Today, the conclusion of an article that originally appeared in Asia and the Americas magazine in July, 1946, written and illustrated by William A. Smith:
"At Hsian, previous to coming to Weihsien, I had gone over to visit and make a sketch of George Barr, one of the Doolittle fliers rescued by our team that had jumped into Peking."
"Kept in solitary confinement for the duration of the war, suffering from beri-beri and having been horribly beaten by brutal Japanese guards, Barr presented a terrible picture of the atrociousness of war. Greenishly pale, staring vacantly at the broken knuckles of his hands, he was unable to recognize or talk to any one. I was so overwhelmed by the sight that I couldn’t draw, but it was so vivid that I could sketch it today from memory."
"This experience emphasized the comparative good fortune of the civilians who were interned at Weihsien. They were subject to hardships and indignities, but they were certainly not victims of torture and brutality."
"The length of the internment perhaps had a greater effect upon the children than upon the adults. Many of the children know of no other way of life."
"One small child, upon reaching the coast and seeing the ocean for the first time, exclaimed, “Oh mommy, what a large cesspool!”
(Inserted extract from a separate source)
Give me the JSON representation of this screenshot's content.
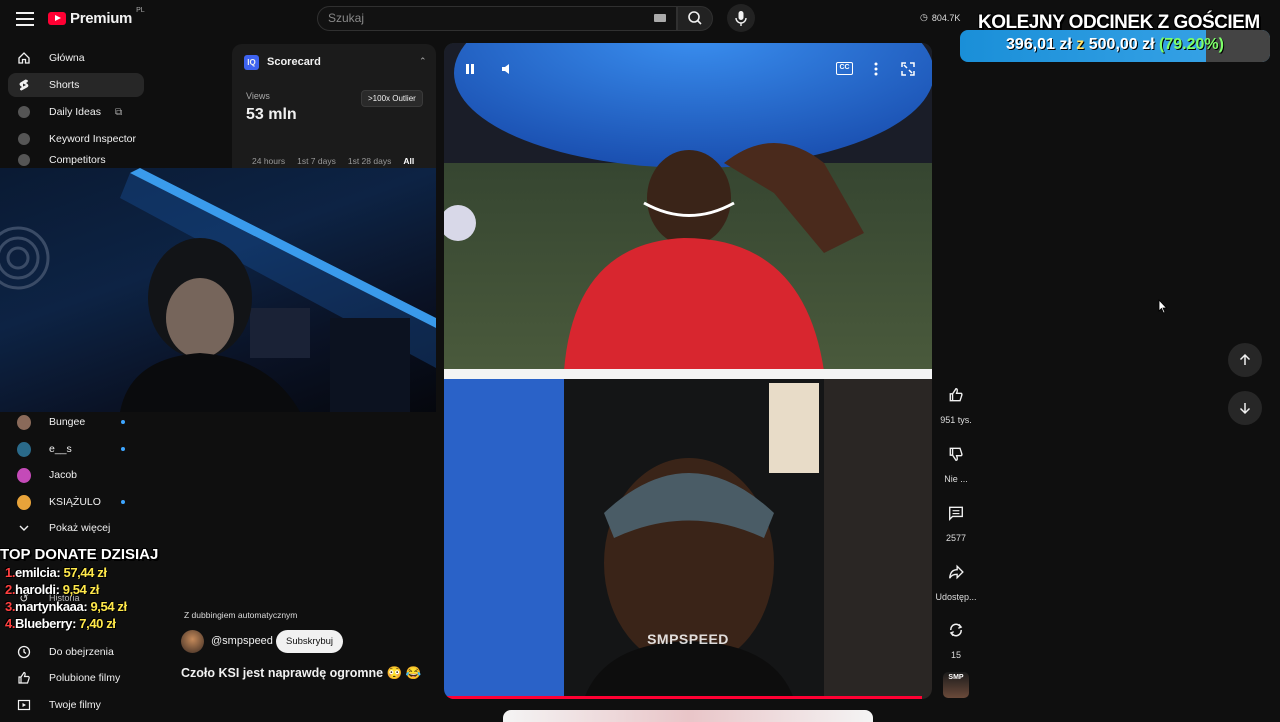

* My sincere thanks to Kim Smith, William A. Smith's daughter, who provided the text from this article, along with all of the scans. Some of this week's images were from William A. Smith's other OSS missions around China during W.W.II.
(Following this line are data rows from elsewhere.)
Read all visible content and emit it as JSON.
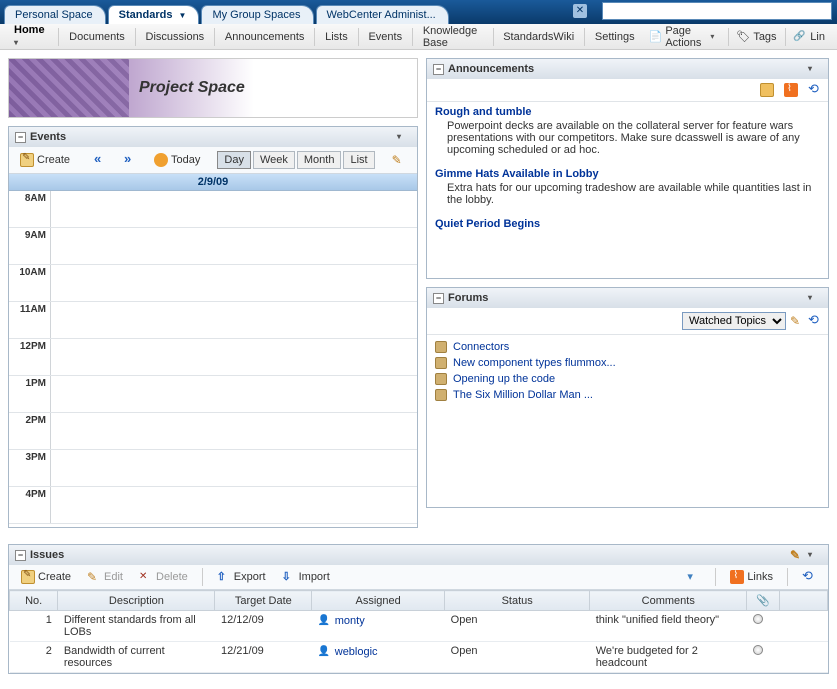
{
  "topnav": {
    "tabs": [
      {
        "label": "Personal Space"
      },
      {
        "label": "Standards",
        "hasMenu": true
      },
      {
        "label": "My Group Spaces"
      },
      {
        "label": "WebCenter Administ..."
      }
    ]
  },
  "secondbar": {
    "home": "Home",
    "items": [
      "Documents",
      "Discussions",
      "Announcements",
      "Lists",
      "Events",
      "Knowledge Base",
      "StandardsWiki",
      "Settings"
    ],
    "page_actions": "Page Actions",
    "tags": "Tags",
    "links": "Lin"
  },
  "banner": {
    "title": "Project Space"
  },
  "events": {
    "title": "Events",
    "create": "Create",
    "today": "Today",
    "views": [
      "Day",
      "Week",
      "Month",
      "List"
    ],
    "active_view": 0,
    "date": "2/9/09",
    "hours": [
      "8AM",
      "9AM",
      "10AM",
      "11AM",
      "12PM",
      "1PM",
      "2PM",
      "3PM",
      "4PM"
    ]
  },
  "announcements": {
    "title": "Announcements",
    "items": [
      {
        "title": "Rough and tumble",
        "body": "Powerpoint decks are available on the collateral server for feature wars presentations with our competitors. Make sure dcasswell is aware of any upcoming scheduled or ad hoc."
      },
      {
        "title": "Gimme Hats Available in Lobby",
        "body": "Extra hats for our upcoming tradeshow are available while quantities last in the lobby."
      },
      {
        "title": "Quiet Period Begins",
        "body": ""
      }
    ]
  },
  "forums": {
    "title": "Forums",
    "filter": "Watched Topics",
    "topics": [
      "Connectors",
      "New component types flummox...",
      "Opening up the code",
      "The Six Million Dollar Man ..."
    ]
  },
  "issues": {
    "title": "Issues",
    "toolbar": {
      "create": "Create",
      "edit": "Edit",
      "delete": "Delete",
      "export": "Export",
      "import": "Import",
      "links": "Links"
    },
    "columns": [
      "No.",
      "Description",
      "Target Date",
      "Assigned",
      "Status",
      "Comments"
    ],
    "attach_col": "📎",
    "rows": [
      {
        "no": "1",
        "desc": "Different standards from all LOBs",
        "date": "12/12/09",
        "assigned": "monty",
        "status": "Open",
        "comments": "think \"unified field theory\""
      },
      {
        "no": "2",
        "desc": "Bandwidth of current resources",
        "date": "12/21/09",
        "assigned": "weblogic",
        "status": "Open",
        "comments": "We're budgeted for 2 headcount"
      }
    ]
  }
}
For those interested in learning more about the Weihsien Prison camp, Kim has provided a number of photographs which I have archived here. As well, Kim located an extensive website about Weihsien that includes "documents, paintings, sketches, texts and memories" of the survivors of the camp.
As a final treat, Kim sent along this drawing done - not by her dad, but rather of him - by another artist who's career we've previously looked at: Gilbert Bundy.
After the war, Bill Smith continued to travel extensively throughout Asia (and Africa) and this drawing was done "on a USO junket to Korea in '51 or '52, when a group of illustrators went to entertain the troops. They wore their own old Army uniforms," writes Kim, "I guess to fit in."